Se tem algo que fui percebendo nos últimos anos, é que as mulheres mais estilosas (e com mais personalidade) que conheço não tratam o próprio armário como um depósito de tendências passageiras. Elas constroem algo maior. Algo pensado. Um personal archive.
E não, isso não significa acumular roupas que nunca verão a luz do dia ou manter viva a esperança de um comeback improvável. Criar um arquivo pessoal de moda tem mais a ver com curadoria do que com acúmulo. É enxergar as roupas com um olhar estratégico e, ao mesmo tempo, emocional. Saber o que merece ser guardado, o que vale o investimento e o que pode (e deve) ficar no passado, sem culpa.
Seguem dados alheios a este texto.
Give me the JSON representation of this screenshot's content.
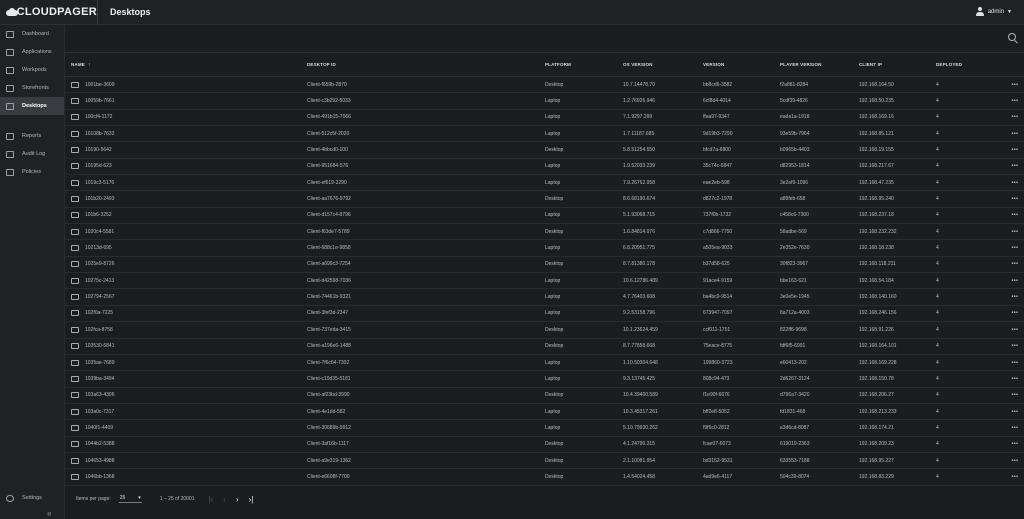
{
  "header": {
    "brand": "CLOUDPAGER",
    "title": "Desktops",
    "user": "admin"
  },
  "sidebar": {
    "items": [
      {
        "label": "Dashboard",
        "icon": "dashboard-icon"
      },
      {
        "label": "Applications",
        "icon": "applications-icon"
      },
      {
        "label": "Workpods",
        "icon": "workpods-icon"
      },
      {
        "label": "Storefronts",
        "icon": "storefronts-icon"
      },
      {
        "label": "Desktops",
        "icon": "desktop-icon",
        "active": true
      }
    ],
    "items2": [
      {
        "label": "Reports",
        "icon": "reports-icon"
      },
      {
        "label": "Audit Log",
        "icon": "audit-log-icon"
      },
      {
        "label": "Policies",
        "icon": "policies-icon"
      }
    ],
    "settings": "Settings",
    "collapse": "«"
  },
  "table": {
    "columns": [
      "NAME",
      "DESKTOP ID",
      "PLATFORM",
      "OS VERSION",
      "VERSION",
      "PLAYER VERSION",
      "CLIENT IP",
      "DEPLOYED"
    ],
    "sort_arrow": "↑",
    "menu_glyph": "•••",
    "rows": [
      [
        "1001be-3609",
        "Client-f659b-2870",
        "Desktop",
        "10.7.14478.70",
        "bb8cd6-3582",
        "f2a881-8284",
        "192.168.164.50",
        "4"
      ],
      [
        "10059b-7661",
        "Client-c3b292-5033",
        "Laptop",
        "1.2.76926.946",
        "6cf8d4-4014",
        "5cdf39-4826",
        "192.168.50.235",
        "4"
      ],
      [
        "100cf4-1172",
        "Client-491b15-7066",
        "Laptop",
        "7.1.9297.299",
        "ffaa97-9347",
        "eada1a-1918",
        "192.168.169.16",
        "4"
      ],
      [
        "10108b-7632",
        "Client-512c5f-2020",
        "Laptop",
        "1.7.11187.685",
        "9d19b3-7290",
        "93e59b-7964",
        "192.168.85.121",
        "4"
      ],
      [
        "10190-5642",
        "Client-4bbcd0-100",
        "Desktop",
        "5.8.51254.550",
        "bfcd7a-6800",
        "b0965b-4403",
        "192.168.19.155",
        "4"
      ],
      [
        "10195d-623",
        "Client-951684-576",
        "Laptop",
        "1.9.52033.239",
        "35c74c-6847",
        "d82953-1814",
        "192.168.217.67",
        "4"
      ],
      [
        "1019c3-5176",
        "Client-ef619-2290",
        "Laptop",
        "7.9.26762.958",
        "eae2eb-598",
        "3e2ef9-1096",
        "192.168.47.235",
        "4"
      ],
      [
        "101b20-2493",
        "Client-aa7676-9792",
        "Desktop",
        "8.6.68190.674",
        "d827c2-1978",
        "a89feb-658",
        "192.168.95.240",
        "4"
      ],
      [
        "101b6-3252",
        "Client-d157c4-8796",
        "Laptop",
        "5.1.93068.715",
        "737f0b-1732",
        "c458c6-7300",
        "192.168.237.18",
        "4"
      ],
      [
        "1020c4-5581",
        "Client-f63de7-5789",
        "Desktop",
        "1.6.84814.976",
        "c7d866-7750",
        "58adbe-569",
        "192.168.232.232",
        "4"
      ],
      [
        "10213d-695",
        "Client-688c1e-9858",
        "Laptop",
        "6.8.20951.775",
        "a505ea-9033",
        "2e352e-7630",
        "192.168.18.238",
        "4"
      ],
      [
        "1025e9-8726",
        "Client-a699c3-7254",
        "Desktop",
        "8.7.81380.178",
        "b37d58-625",
        "30f823-3967",
        "192.168.118.211",
        "4"
      ],
      [
        "10275c-2413",
        "Client-d42598-7036",
        "Laptop",
        "10.6.12786.489",
        "91ace4-9159",
        "bbe163-621",
        "192.168.54.184",
        "4"
      ],
      [
        "102794-2567",
        "Client-74461b-9321",
        "Laptop",
        "4.7.76403.608",
        "ba4bc0-9514",
        "3e0e5e-1945",
        "192.168.140.160",
        "4"
      ],
      [
        "102f0a-7225",
        "Client-3fef3d-2347",
        "Laptop",
        "9.2.53158.796",
        "673947-7097",
        "8a712a-4003",
        "192.168.246.156",
        "4"
      ],
      [
        "102fca-8758",
        "Client-737eda-3415",
        "Desktop",
        "10.1.23624.459",
        "ccf011-1751",
        "822ff6-9698",
        "192.168.91.226",
        "4"
      ],
      [
        "103530-6841",
        "Client-a196e6-1488",
        "Desktop",
        "8.7.77858.668",
        "75eace-8775",
        "fdf6f5-6991",
        "192.168.164.101",
        "4"
      ],
      [
        "1035ae-7689",
        "Client-7f6c64-7302",
        "Laptop",
        "1.10.50304.648",
        "199860-3723",
        "e60413-202",
        "192.168.169.228",
        "4"
      ],
      [
        "1039ba-3494",
        "Client-c19d35-5181",
        "Laptop",
        "9.3.13745.425",
        "808c94-473",
        "2d6267-3124",
        "192.168.150.78",
        "4"
      ],
      [
        "103a63-4396",
        "Client-af23bd-3990",
        "Desktop",
        "10.4.39400.589",
        "f1e90f-6676",
        "d796a7-3420",
        "192.168.206.27",
        "4"
      ],
      [
        "103a0c-7317",
        "Client-4e1dd-582",
        "Laptop",
        "10.3.45317.261",
        "bff2e8-5052",
        "fd1831-468",
        "192.168.213.233",
        "4"
      ],
      [
        "1040f1-4409",
        "Client-30689b-9912",
        "Laptop",
        "5.10.79930.262",
        "f9f6c0-2812",
        "e3d6cd-8087",
        "192.168.174.21",
        "4"
      ],
      [
        "1044b2-5388",
        "Client-3af16b-1117",
        "Desktop",
        "4.1.24790.315",
        "fcae07-6073",
        "619019-2363",
        "192.168.209.23",
        "4"
      ],
      [
        "104653-4988",
        "Client-a9e319-1362",
        "Desktop",
        "2.1.10081.954",
        "bd3152-9531",
        "633553-7188",
        "192.168.95.227",
        "4"
      ],
      [
        "1046bb-1368",
        "Client-e6608f-7700",
        "Desktop",
        "1.4.54024.458",
        "4ad9e6-4117",
        "504c39-8074",
        "192.168.83.229",
        "4"
      ]
    ]
  },
  "pager": {
    "label": "Items per page:",
    "per_page": "25",
    "range": "1 – 25 of 20001",
    "first": "|‹",
    "prev": "‹",
    "next": "›",
    "last": "›|"
  }
}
É exatamente isso que quero levar mais a sério. Um armário com base sólida: básicos de altíssima qualidade (t-shirts impecáveis, alfaiataria que sobrevive ao tempo, jeans que envelhecem como vinho) e peças statement que elevam qualquer combinação. Porque não adianta só ter o básico perfeito, um closet de verdade precisa de um pouco de mistério, de temperinho, sabe como? De uma jaqueta vintage dos anos 70. De um vestido que parece ter pertencido a uma socialite excêntrica dos anos 20.
Gill Linton, CEO da Byronesque, plataforma especializada em Balenciaga, Lang e Margiela da era grail, define bem a diferença entre um acumulador e um arquivista: “Há cinco ou dez anos, eles seriam chamados de acumuladores. Hoje, são arquivistas. Qual a diferença? O arquivista é meticuloso, cuidadoso e estratégico com o que compra. E ou você é bom nisso, ou não é. Consideramos um investimento emocional e financeiro — e quando a parte emocional está certa, o valor financeiro só sobe. É como arte.”
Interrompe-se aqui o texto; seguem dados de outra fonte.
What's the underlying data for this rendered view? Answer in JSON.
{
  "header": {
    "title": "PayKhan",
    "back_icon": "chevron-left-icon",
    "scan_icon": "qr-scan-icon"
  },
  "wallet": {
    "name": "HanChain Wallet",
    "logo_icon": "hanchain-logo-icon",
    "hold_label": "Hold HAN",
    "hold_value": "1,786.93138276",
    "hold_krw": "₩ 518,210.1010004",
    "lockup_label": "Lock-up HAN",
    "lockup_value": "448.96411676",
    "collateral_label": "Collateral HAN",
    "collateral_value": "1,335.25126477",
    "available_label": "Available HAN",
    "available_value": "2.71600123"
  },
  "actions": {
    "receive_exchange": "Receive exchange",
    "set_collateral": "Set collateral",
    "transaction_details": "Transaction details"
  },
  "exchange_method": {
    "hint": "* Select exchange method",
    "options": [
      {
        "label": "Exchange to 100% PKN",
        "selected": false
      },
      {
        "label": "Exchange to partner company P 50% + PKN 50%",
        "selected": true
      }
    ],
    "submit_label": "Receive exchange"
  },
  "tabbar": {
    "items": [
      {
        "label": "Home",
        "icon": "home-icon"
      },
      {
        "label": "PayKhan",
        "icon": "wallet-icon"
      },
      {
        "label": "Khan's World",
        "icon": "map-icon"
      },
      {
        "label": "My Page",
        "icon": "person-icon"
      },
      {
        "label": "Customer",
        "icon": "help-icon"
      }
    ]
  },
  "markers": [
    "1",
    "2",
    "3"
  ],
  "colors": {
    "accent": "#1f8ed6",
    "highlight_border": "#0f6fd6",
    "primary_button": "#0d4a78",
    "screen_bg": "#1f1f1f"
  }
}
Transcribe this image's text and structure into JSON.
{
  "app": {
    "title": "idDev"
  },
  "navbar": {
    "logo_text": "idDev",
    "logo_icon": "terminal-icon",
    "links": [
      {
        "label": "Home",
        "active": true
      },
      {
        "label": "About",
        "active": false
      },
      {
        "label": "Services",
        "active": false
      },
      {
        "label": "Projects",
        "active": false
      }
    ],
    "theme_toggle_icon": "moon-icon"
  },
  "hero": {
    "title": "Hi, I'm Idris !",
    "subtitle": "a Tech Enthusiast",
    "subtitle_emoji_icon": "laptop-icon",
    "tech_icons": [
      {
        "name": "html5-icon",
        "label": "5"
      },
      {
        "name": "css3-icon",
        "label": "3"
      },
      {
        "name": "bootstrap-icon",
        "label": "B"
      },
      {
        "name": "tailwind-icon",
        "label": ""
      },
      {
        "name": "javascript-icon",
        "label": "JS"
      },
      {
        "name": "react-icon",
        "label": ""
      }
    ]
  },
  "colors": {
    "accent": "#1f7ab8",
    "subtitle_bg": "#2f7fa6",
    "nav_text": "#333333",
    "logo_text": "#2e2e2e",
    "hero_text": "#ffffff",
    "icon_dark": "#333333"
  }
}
Hoje, colecionadores disputam peças de Raf Simons, Helmut Lang, Phoebe Philo como se fossem obras de arte. No Japão, Bélgica, França e até em plataformas como o Grailed ou o Vestiaire, existe uma nova geração que trata moda como um mercado de arte. E, de certa forma, é mesmo. Um personal archive é uma coleção privada de micro desejos e raridades.
Mas veja bem: não estou dizendo que você precisa de uma archived piece da Prada para ter um bom armário. Aqui, adaptamos a ideia à realidade. Às vezes, a peça mais especial do seu acervo pode ser uma jaqueta de couro herdada do seu avô, um par de brincos de pressão da sua bisavó, uma saia de paetê garimpada no armário da melhor amiga, ou aquele merch surrado do show da sua banda favorita.
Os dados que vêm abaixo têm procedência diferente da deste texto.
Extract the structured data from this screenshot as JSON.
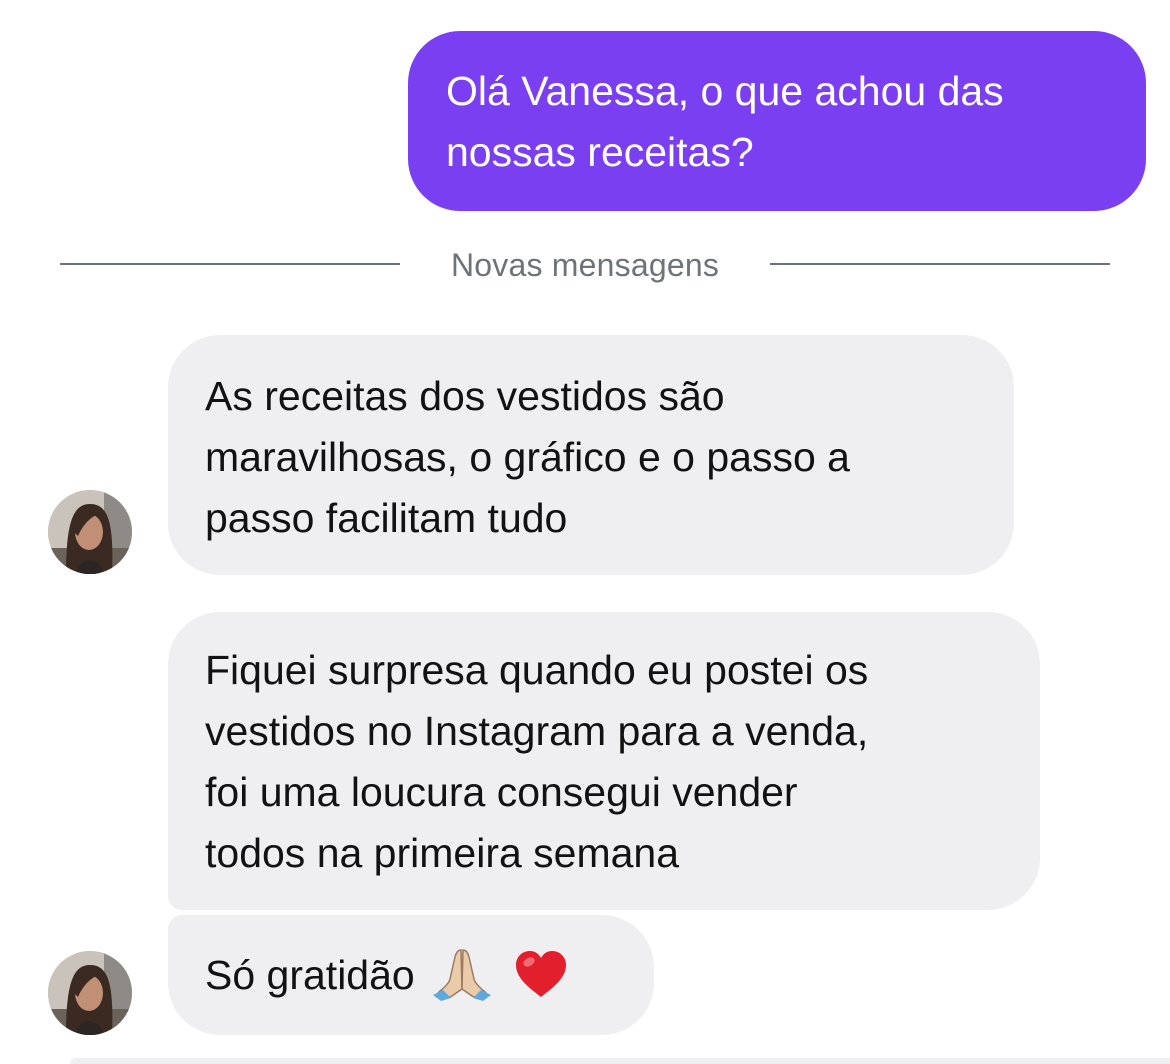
{
  "conversation": {
    "outgoing": {
      "lines": [
        "Olá Vanessa, o que achou das",
        "nossas receitas?"
      ],
      "color": "#7b3ff2"
    },
    "divider": {
      "label": "Novas mensagens"
    },
    "incoming": [
      {
        "lines": [
          "As receitas dos vestidos são",
          "maravilhosas, o gráfico e o passo a",
          "passo facilitam tudo"
        ]
      },
      {
        "lines": [
          "Fiquei surpresa quando eu postei os",
          "vestidos no Instagram para a venda,",
          "foi uma loucura consegui vender",
          "todos na primeira semana"
        ]
      },
      {
        "text": "Só gratidão",
        "emojis": [
          "folded-hands-icon",
          "red-heart-icon"
        ]
      }
    ],
    "incoming_bubble_color": "#efeff2"
  }
}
É por isso que, nos meus melhores dias, escolho enxergar o armário como uma coleção viva, ativa. Um espaço que guarda o que tem valor, o que me representa, o que atravessa o tempo. Porque um bom acervo pessoal significa que, no futuro, você não vai precisar sair caçando desesperadamente um bom blazer ou uma bolsa especial. Eles já estarão lá, entende?
Quem pesquisa, quem tem um olhar cuidadoso, quem sabe selecionar… quem guarda, definitivamente, tem.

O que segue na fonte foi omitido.